Whether you’re aware of human psychology or not, it’s one of the most powerful forces at work in any marketing campaign. Changes to your content which may initially seem insignificant, like shifting the color of a button from one shade of red to another, can actually have a drastic impact on a person’s perception. As the SEO rules that govern Internet content change year after year, human psychology remains the same. You can put human nature to work in your own campaigns by learning a few basic things about marketing psychology.
Imagine you’re entering a clothing outlet, and looking to buy a pair of jeans. To your amazement, you stumble upon the vastest collection of denim you’ve ever seen. You see straight cut, boot cut, low rise, mid-rise, skinny jeans, and half a dozen others. Suddenly you find yourself comparing 13 different prices, and trying to evaluate your numerous options. Thirty minutes have gone by, and you’re no closer to making a decision than when you first walked in the door.
Offering limitless options might seem like you’re providing a convenience, but too many choices actually have negative effects on consumer behavior. If a menu has three options, it’s usually not difficult to form a strong opinion. But when that menu is suddenly filled with 30 things to consider, the result is action paralysis.
In other words, too many choices lead to negative feelings, and that restricts confidence in your choices. Lacking confidence in your choice, maybe you leave the clothing outlet with one pair of jeans instead of three. Anytime you’re offering a variety of options, you can help people act more decisively by keeping their selection to approximately six things.
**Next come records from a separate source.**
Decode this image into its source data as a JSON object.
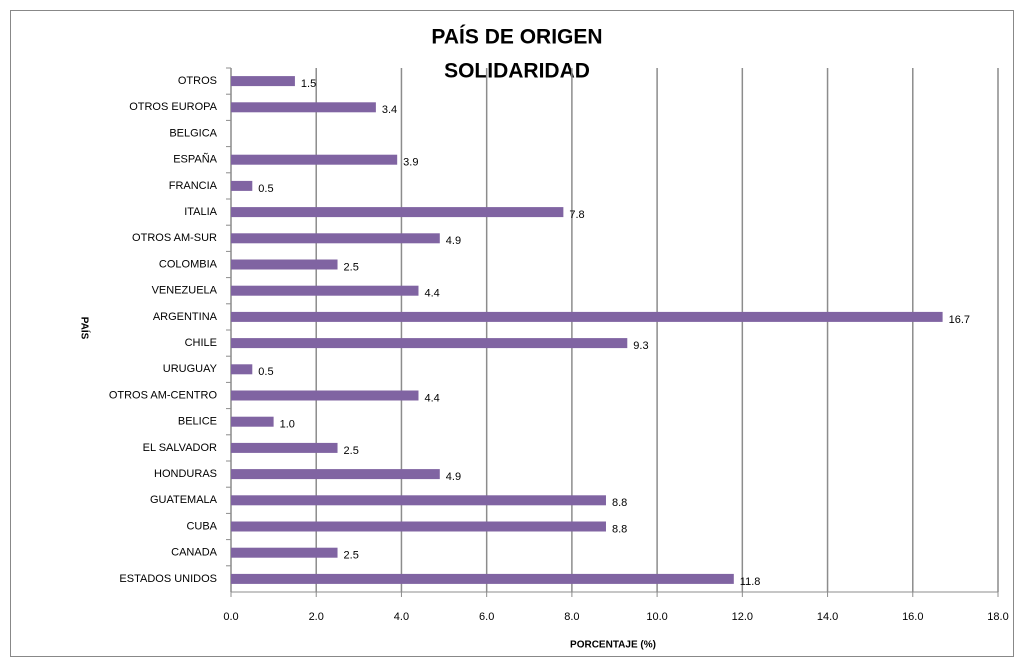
{
  "chart_data": {
    "type": "hbar",
    "title": "PAÍS DE ORIGEN",
    "subtitle": "SOLIDARIDAD",
    "x_label": "PORCENTAJE (%)",
    "y_label": "PAÍS",
    "categories": [
      "OTROS",
      "OTROS EUROPA",
      "BELGICA",
      "ESPAÑA",
      "FRANCIA",
      "ITALIA",
      "OTROS AM-SUR",
      "COLOMBIA",
      "VENEZUELA",
      "ARGENTINA",
      "CHILE",
      "URUGUAY",
      "OTROS AM-CENTRO",
      "BELICE",
      "EL SALVADOR",
      "HONDURAS",
      "GUATEMALA",
      "CUBA",
      "CANADA",
      "ESTADOS UNIDOS"
    ],
    "values": [
      1.5,
      3.4,
      null,
      3.9,
      0.5,
      7.8,
      4.9,
      2.5,
      4.4,
      16.7,
      9.3,
      0.5,
      4.4,
      1,
      2.5,
      4.9,
      8.8,
      8.8,
      2.5,
      11.8
    ],
    "value_labels": [
      "1.5",
      "3.4",
      null,
      "3.9",
      "0.5",
      "7.8",
      "4.9",
      "2.5",
      "4.4",
      "16.7",
      "9.3",
      "0.5",
      "4.4",
      "1.0",
      "2.5",
      "4.9",
      "8.8",
      "8.8",
      "2.5",
      "11.8"
    ],
    "color": "#8064a2",
    "xlim": [
      0,
      18
    ],
    "xticks": [
      {
        "value": 0,
        "label": "0.0"
      },
      {
        "value": 2,
        "label": "2.0"
      },
      {
        "value": 4,
        "label": "4.0"
      },
      {
        "value": 6,
        "label": "6.0"
      },
      {
        "value": 8,
        "label": "8.0"
      },
      {
        "value": 10,
        "label": "10.0"
      },
      {
        "value": 12,
        "label": "12.0"
      },
      {
        "value": 14,
        "label": "14.0"
      },
      {
        "value": 16,
        "label": "16.0"
      },
      {
        "value": 18,
        "label": "18.0"
      }
    ],
    "grid": true
  }
}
Psychological research has shown that most people can comfortably handle about six options before additional choices begin to be burdensome.
Use Social Signals
Conmen and swindlers are most effective when they’re accompanied by a shill, someone pretending to be a customer who encourages others to participate in the scam. That’s because people use social signals, provided by those around them, to help determine how trustworthy something is. Nowhere is this truer than on the Internet. Divorced from physical contact with the businesses they’re purchasing from, consumers buying online make judgment calls on this basis constantly.
Metrics like Facebook shares and Twitter likes don’t just demonstrate your content is useful, they help act as invaluable social proof. Small business owners in particular, who usually don’t have massive social media followings, should strive to establish social proof at every possible juncture. Twenty-first-century testimonials aren’t usually explicit customer references, they’re the semi-anonymous messages about your brand that people scatter across the Internet.
Make Use of Novelty
Approximately six years ago, PCs and smartphones hit a plateau in processor speed. In that time, CPUs have only become marginally better with each passing generation. In spite of that, you’ll find no shortage of consumers lining up every year for the latest processor from Intel, or the latest iPhone from Apple.
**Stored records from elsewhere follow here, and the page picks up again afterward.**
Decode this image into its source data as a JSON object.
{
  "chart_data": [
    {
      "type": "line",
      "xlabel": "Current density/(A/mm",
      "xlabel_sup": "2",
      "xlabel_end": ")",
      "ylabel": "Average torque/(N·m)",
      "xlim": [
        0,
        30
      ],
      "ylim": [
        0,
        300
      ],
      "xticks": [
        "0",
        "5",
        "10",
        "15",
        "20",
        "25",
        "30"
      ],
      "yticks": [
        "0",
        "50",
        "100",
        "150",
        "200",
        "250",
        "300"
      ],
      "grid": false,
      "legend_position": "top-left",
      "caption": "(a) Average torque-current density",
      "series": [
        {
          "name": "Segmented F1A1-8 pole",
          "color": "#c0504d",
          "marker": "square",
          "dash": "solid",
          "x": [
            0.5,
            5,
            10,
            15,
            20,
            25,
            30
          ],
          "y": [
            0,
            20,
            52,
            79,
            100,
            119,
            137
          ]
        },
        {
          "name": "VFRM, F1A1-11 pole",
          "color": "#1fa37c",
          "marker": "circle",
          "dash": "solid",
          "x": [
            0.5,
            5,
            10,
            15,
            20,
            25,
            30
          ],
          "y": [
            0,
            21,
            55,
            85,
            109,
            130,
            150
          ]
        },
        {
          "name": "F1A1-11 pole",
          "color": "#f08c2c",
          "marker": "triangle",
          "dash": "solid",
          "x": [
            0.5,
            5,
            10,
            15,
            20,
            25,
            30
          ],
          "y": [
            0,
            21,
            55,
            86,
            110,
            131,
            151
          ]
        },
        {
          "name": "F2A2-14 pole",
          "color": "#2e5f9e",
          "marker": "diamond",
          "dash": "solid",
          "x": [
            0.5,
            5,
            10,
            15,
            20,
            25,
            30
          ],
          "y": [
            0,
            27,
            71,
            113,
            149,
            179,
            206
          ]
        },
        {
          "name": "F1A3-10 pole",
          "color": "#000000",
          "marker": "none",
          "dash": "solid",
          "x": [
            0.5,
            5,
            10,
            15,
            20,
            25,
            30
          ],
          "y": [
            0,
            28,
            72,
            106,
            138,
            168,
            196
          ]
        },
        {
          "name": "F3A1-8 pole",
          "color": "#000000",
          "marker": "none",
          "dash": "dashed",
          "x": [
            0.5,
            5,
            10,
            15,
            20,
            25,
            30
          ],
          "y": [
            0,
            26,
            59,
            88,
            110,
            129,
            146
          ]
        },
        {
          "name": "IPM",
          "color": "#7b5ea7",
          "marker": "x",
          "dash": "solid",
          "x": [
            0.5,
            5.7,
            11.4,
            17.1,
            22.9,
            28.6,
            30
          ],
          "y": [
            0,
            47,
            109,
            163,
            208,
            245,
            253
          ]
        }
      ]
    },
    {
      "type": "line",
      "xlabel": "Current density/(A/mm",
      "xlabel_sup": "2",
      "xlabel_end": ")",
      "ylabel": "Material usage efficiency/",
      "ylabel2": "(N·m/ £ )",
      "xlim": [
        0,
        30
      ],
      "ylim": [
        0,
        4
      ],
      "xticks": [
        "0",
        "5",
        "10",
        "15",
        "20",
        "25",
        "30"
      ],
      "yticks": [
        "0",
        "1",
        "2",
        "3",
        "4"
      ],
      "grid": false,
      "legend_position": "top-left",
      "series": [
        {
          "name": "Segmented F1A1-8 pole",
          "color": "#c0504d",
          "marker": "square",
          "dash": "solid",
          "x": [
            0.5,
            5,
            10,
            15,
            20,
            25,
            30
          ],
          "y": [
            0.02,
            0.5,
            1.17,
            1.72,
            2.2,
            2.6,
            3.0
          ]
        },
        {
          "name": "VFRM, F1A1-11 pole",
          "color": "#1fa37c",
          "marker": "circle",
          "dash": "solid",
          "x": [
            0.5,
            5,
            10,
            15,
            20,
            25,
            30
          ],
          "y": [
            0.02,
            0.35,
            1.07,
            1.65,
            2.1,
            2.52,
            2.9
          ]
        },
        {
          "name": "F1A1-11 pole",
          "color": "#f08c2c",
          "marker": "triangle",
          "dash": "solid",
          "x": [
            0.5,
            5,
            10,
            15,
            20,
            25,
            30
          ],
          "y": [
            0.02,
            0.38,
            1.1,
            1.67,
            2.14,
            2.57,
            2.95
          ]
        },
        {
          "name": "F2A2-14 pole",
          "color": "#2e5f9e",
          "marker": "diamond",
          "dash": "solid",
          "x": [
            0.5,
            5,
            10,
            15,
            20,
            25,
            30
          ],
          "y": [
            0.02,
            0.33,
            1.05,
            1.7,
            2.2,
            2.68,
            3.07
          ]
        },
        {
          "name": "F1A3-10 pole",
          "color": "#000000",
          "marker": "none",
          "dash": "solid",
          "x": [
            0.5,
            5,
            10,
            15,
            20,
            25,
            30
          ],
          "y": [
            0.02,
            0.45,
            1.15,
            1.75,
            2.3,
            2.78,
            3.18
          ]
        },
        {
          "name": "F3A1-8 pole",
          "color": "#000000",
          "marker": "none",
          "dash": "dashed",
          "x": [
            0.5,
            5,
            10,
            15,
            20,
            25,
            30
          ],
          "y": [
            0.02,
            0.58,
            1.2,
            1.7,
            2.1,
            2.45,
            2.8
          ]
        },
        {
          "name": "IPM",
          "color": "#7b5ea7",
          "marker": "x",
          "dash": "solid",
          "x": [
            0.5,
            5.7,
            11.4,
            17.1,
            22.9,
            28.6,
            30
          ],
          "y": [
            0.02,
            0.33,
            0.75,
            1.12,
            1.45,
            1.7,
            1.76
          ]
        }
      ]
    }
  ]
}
In large part, the reason why people are still regularly updating these devices is because humans find novelty compelling. People like things that are original, fresh, and at least seemingly new. Automobile manufacturers release a new model annually, not because there’s always new vehicular technology that needs to be pushed to market, but because consumers want new things. Make minor improvements or alterations to your product or service, give it a face-lift, and you’ll find surprising results.
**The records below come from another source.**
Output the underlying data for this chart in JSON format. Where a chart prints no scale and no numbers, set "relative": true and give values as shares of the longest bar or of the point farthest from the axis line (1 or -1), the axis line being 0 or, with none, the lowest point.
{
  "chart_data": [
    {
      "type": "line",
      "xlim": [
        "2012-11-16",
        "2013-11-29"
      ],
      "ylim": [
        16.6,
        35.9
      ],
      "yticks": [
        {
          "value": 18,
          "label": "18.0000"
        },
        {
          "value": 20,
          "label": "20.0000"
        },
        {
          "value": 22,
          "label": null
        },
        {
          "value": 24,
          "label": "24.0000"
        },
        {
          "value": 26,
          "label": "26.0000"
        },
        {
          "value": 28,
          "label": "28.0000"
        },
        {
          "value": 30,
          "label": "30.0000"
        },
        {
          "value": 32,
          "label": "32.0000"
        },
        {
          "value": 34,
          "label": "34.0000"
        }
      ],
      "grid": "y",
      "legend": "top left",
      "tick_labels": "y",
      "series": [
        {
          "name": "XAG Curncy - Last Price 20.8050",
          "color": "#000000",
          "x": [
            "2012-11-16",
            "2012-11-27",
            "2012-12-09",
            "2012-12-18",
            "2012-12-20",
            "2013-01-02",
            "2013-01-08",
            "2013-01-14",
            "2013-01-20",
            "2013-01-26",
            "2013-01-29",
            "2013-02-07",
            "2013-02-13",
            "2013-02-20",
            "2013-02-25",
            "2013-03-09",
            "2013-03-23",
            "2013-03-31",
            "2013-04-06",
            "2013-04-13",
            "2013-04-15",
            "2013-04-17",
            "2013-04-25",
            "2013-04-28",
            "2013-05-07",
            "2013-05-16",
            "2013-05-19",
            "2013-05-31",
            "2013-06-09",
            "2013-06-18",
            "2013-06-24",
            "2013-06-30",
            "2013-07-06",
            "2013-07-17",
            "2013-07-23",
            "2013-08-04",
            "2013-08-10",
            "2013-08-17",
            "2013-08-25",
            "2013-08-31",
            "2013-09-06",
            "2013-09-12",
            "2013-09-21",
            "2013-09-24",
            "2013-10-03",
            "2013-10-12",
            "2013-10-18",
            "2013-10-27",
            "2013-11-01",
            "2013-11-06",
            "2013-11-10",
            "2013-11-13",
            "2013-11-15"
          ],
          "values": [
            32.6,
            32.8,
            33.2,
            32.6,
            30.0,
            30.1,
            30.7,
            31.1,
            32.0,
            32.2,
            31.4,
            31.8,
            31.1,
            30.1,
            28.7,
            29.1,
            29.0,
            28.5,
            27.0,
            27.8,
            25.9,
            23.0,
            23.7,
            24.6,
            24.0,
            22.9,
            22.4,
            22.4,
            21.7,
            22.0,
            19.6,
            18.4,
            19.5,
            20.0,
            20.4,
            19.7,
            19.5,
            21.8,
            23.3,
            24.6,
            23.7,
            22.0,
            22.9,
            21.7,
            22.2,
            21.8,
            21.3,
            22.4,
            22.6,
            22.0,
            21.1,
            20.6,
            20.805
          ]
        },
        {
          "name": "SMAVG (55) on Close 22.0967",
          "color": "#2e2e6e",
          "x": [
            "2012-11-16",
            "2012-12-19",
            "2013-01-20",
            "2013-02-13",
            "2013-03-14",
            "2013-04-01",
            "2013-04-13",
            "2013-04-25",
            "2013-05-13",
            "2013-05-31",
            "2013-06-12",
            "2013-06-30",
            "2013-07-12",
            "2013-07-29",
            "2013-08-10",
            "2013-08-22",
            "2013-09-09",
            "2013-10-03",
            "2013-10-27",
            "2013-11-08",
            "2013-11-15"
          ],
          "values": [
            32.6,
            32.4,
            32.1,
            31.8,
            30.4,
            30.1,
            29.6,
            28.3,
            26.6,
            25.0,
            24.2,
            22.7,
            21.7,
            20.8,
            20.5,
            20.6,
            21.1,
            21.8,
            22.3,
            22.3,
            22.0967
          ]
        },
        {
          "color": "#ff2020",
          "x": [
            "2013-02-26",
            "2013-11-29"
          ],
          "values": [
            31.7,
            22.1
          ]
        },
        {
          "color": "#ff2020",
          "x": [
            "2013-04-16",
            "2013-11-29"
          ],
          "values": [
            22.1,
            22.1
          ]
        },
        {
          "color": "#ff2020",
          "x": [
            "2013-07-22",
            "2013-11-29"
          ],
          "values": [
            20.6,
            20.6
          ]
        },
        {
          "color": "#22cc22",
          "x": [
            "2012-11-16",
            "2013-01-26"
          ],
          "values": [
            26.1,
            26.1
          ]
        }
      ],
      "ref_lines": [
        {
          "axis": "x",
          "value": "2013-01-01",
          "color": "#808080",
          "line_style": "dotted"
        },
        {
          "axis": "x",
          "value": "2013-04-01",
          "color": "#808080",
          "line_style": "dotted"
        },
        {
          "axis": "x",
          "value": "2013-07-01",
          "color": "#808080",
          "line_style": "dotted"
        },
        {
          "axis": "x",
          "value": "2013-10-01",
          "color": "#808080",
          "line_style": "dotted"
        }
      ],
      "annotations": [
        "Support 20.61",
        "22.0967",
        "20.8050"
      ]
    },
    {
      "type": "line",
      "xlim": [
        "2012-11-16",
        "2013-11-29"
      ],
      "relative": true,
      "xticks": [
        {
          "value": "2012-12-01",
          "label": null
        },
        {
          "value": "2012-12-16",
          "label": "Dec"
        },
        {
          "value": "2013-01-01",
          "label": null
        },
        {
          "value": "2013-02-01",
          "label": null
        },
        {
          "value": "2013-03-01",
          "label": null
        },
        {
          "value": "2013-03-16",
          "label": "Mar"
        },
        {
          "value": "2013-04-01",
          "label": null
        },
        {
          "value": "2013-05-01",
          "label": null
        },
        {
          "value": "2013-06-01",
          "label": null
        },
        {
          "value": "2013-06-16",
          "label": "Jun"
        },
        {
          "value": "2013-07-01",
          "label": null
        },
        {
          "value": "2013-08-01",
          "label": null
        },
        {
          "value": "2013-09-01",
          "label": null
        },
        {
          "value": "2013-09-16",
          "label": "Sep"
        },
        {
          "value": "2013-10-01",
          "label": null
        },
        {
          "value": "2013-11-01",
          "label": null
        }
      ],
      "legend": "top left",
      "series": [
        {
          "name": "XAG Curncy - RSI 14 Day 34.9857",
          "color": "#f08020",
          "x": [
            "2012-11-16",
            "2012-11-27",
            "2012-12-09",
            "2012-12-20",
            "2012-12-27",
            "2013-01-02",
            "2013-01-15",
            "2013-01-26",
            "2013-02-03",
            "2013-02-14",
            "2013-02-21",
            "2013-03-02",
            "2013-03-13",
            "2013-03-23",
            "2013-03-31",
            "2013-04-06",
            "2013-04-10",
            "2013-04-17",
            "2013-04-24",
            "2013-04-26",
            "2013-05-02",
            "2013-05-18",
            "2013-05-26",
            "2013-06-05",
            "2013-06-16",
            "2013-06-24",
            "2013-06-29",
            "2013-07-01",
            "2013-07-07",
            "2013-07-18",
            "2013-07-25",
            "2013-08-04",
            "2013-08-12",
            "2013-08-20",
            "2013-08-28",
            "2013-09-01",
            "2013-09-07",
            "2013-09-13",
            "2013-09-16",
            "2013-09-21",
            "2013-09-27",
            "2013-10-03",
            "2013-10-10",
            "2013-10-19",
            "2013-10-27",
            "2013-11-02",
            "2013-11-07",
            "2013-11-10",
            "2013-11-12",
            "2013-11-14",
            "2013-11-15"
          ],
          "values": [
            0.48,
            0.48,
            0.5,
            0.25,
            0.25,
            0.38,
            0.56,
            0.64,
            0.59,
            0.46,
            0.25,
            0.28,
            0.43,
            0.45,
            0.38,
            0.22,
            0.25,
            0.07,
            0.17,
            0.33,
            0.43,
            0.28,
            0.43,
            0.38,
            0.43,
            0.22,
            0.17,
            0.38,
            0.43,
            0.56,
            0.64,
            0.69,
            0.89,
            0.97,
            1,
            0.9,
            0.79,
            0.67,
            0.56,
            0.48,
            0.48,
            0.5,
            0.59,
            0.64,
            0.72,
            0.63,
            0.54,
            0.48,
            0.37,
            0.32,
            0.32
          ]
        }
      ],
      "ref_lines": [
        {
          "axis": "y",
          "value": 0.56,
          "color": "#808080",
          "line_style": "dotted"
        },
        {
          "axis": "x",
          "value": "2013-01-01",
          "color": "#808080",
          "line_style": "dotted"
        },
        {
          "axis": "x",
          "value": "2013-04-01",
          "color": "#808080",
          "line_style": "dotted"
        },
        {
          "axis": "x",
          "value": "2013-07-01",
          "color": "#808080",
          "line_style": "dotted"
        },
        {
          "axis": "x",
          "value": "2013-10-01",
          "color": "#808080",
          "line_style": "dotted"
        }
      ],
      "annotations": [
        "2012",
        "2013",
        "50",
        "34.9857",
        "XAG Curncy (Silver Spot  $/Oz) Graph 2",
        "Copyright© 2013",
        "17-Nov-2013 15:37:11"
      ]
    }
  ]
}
You’ve probably downloaded an eBook or bookmarked a link with the intention of reading it later, but never got around to actually doing it. When you put something off, there’s a good chance it just never gets done. What makes “sales events” work so well isn’t just a drop in prices, it’s that the sale itself represents a limited-time event that drives you to act. And now you know why your local mattress store has been having a blowout sale every day for the past 27 years.
As a content creator, one thing you can do to keep someone’s attention is to frontload your content. Don’t make people dig through six paragraphs to get to your best ideas, jokes, or information. If you’ve posted something that causes someone to say “this is important, but I’ll read it later”, then you’ve critically failed. When you can’t frontload your content, you can try to create a sense of urgency with calls to action.
Apply Persuasion Techniques
You’ll also want to know two basic persuasion techniques, the door-in-the-face technique, and the-foot-in-the-door technique. Door-in-the-face is when you initially make an unreasonable demand, and then offer a more reasonable alternative. When a political group calls strangers on the phone and ask for a $300 donation, they don’t expect anyone to give them $300. After they’ve been told no, they expect their next request for $30 will sound far more reasonable by comparison. People are more likely to comply with subsequent requests if they’ve declined at first.
The foot-in-the-door technique involves asking for a small favor, like “please watch this video.” Small favors generate the ground for you to make larger request, like “please give me your email address.” Techniques like this work because people are more likely to comply with your request if you can get them to agree to a smaller request at first.
Applying These Principles
You don’t need a degree in psychology to be able to use the basic principles of marketing psychology in your own campaigns. The most effective forms of persuasion don’t involve dumping a pile of facts on your audience, there’s an art to achieving compliance. Consider restricting your choices, think about how you can make your existing services more novel, and ask yourself how you’re using social signals to your advantage. And as always, be sure to measure the results, so you’ll know whether or not you’re moving in the right direction.